US pumps more fossil fuel but prices sore to $110
As oil prices surged above $110 a barrel, the US-built five oil rigs this week, signalling some acceleration in domestic fossil fuel output.
According to Baker-Hughes, an oil and gas services company, the total number of oil rigs in the United States increased to 557 this week. That represents a steady increase from 552 last week, 549 the week before, and 548 three weeks ago.
For the fourth week in a row, the Permian Basin, where new production is most expected to emerge, gained zero.
The number of natural gas rigs operating in the United States increased by two to 146.
Oklahoma added a total of two rigs. In Pennsylvania, two more were added. The number of rigs in Louisiana increased by four. The number of oil rigs in Texas and Alaska both decreased by one.
More rigs, more fossil fuel
The continuous reduction in Canadian rigs, which is common for this time of year, negated some of the gains in US production. The number of oil rigs in Canada has decreased by three, while natural gas has decreased by one.
The Biden administration has stated that it wants increased domestic oil production, but it has refused to sell new federal land leases until lately. Even as it announced the move, the government made it clear that it despises fossil fuel businesses and sees them as threats to the public good.
COVID and Ukraine
The pricing changes this week follow a significant decline in US gas production in 2020, when gas, oil, and other fossil fuel extraction all but ceased.
The gas sector plummeted off a cliff in the middle of the pandemic says analyst who adds that during the pandemic, many smaller gas producers that had started up during the fracking boom went out of business.
But larger corporations reduced production to maintain their margins. That ended when the world economy began to pick up last fall with demand returning, but supply is still catching up.
As for the Ukraine war, the reality is different from what the official US government version says.
The United States’ record exports of liquefied natural gas are helping to keep domestic supplies low. The United States became the world’s largest exporter of fossil fuel earlier this year.
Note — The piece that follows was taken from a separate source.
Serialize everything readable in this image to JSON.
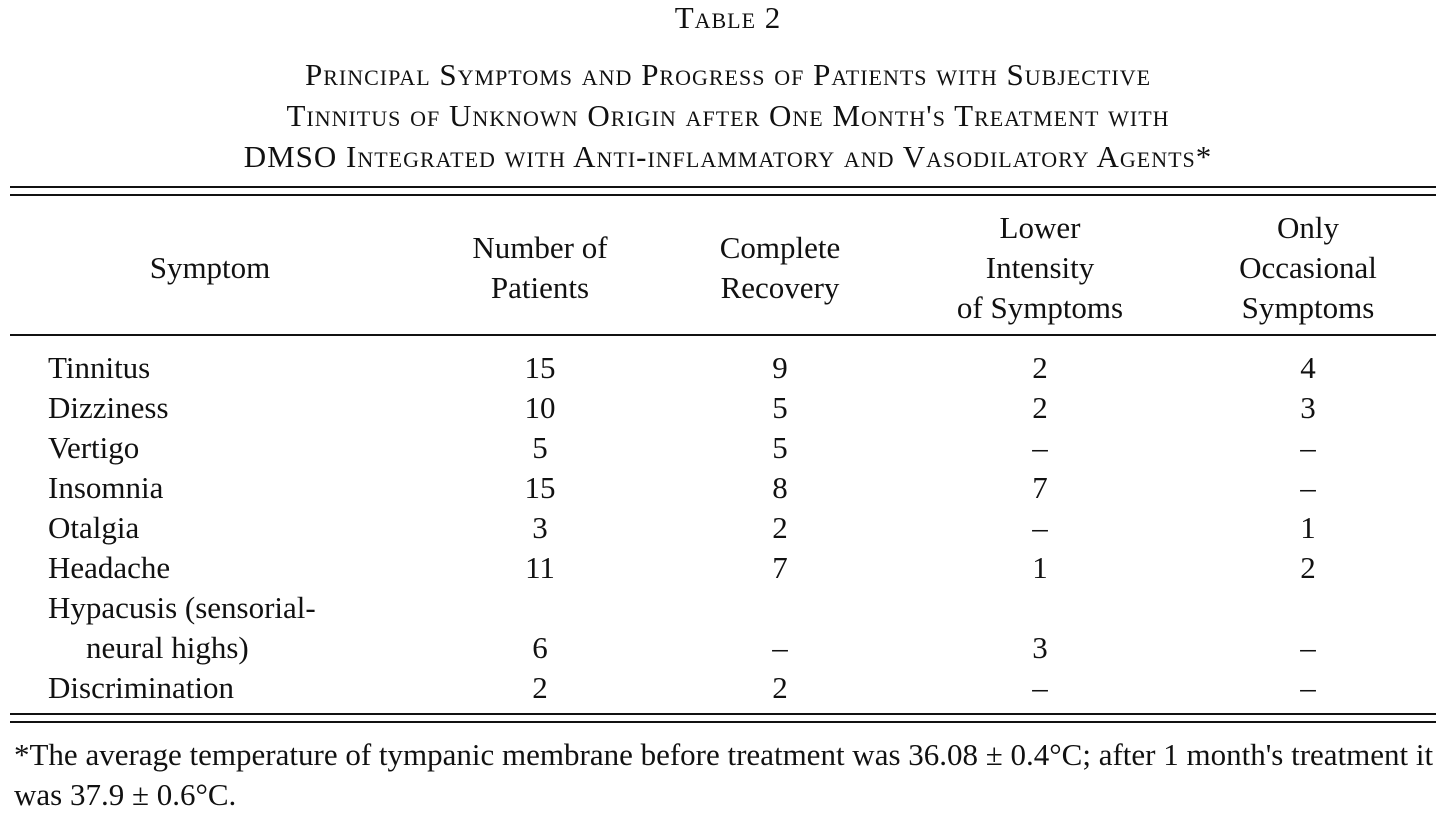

While President Biden has promised to provide more gas to Europe to replace Russian gas, it is unclear where that additional gas would come from, given nearly all of the United States’ LNG shipments have already been sold.
Almost all of the world’s liquefied natural gas is sold under contract, and these agreements can last for decades. There is just a little amount of LNG that can be rerouted from one place to another.
The war is having a huge impact on natural gas prices in Europe, but it’s a tiny part of the overall picture. It has a very tiny effect in the US.